Walt Disney has emerged victorious after weeks of tit-for-tat with the Securities and Exchange Commission and likely won’t have to include a provision in its upcoming proxy empowering Mouse shareholders to nominate independent directors to the board.
The SEC confirmed Wednesday that its staff has reversed itself on a previous position that could have pushed Disney to include the shareholder-generated provision. Disney management had written to the SEC declaring its intention to exclude the measure, with its opinion that such exclusion was legally justified. The staff originally said it couldn’t go along with Disney’s action.
But Wednesday, the commission made public a staff letter promising no action on the SEC’s part if Disney excludes the provision. The issue has not yet come to the commissioners for a vote, but staff recommendations are seen as a reliable roadmap for a final decision.
State retirement funds, as well as a group representing state, county and city workers, had sought to nominate members to the Disney board.

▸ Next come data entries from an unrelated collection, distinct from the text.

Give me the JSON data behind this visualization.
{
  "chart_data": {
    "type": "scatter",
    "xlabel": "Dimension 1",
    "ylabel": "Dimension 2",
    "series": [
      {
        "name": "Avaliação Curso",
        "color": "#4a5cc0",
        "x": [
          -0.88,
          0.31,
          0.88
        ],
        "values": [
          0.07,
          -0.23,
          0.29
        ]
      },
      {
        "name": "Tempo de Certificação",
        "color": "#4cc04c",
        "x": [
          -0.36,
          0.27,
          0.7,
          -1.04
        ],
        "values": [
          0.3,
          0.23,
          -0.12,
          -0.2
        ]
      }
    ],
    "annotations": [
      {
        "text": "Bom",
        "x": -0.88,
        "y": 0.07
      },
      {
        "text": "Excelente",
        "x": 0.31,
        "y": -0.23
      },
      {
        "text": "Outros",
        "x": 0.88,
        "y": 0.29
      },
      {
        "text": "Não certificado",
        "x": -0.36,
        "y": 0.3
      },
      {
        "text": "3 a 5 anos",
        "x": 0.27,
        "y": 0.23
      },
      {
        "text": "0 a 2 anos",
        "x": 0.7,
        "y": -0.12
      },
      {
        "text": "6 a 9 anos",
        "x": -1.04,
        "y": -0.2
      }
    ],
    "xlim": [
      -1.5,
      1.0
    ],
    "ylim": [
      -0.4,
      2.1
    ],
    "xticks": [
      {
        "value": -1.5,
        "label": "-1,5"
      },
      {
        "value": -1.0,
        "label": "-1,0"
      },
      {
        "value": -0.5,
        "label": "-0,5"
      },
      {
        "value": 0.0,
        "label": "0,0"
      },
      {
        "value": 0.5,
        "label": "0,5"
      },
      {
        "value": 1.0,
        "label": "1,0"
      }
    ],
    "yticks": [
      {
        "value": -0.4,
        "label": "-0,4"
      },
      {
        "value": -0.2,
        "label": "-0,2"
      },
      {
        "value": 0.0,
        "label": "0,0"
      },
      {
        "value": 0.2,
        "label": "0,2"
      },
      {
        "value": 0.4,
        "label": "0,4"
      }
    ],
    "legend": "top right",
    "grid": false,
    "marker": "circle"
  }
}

Alan Beller, director of the SEC division of corporate finance, sent a letter to Disney lawyer Martin Lipton on Tuesday, stating there was some basis for the Disney point of view.
The commission has been debating the high-profile issue of shareholder access and proposed last year to allow shareholders to nominate directors if there was widespread dissatisfaction. But the proposal met with sharp criticism from the business community.
Shareholders, including the American Federation of State, County and Municipal Employees (AFSCME), the California Public Employees’ Retirement System, the New York State Common Retirement Fund and the Illinois State Board of Investment said in the proposal that director nominations would give shareholders access to a closed system and that “such responsiveness is especially important now, in the context of a search” for a successor to CEO Michael Eisner.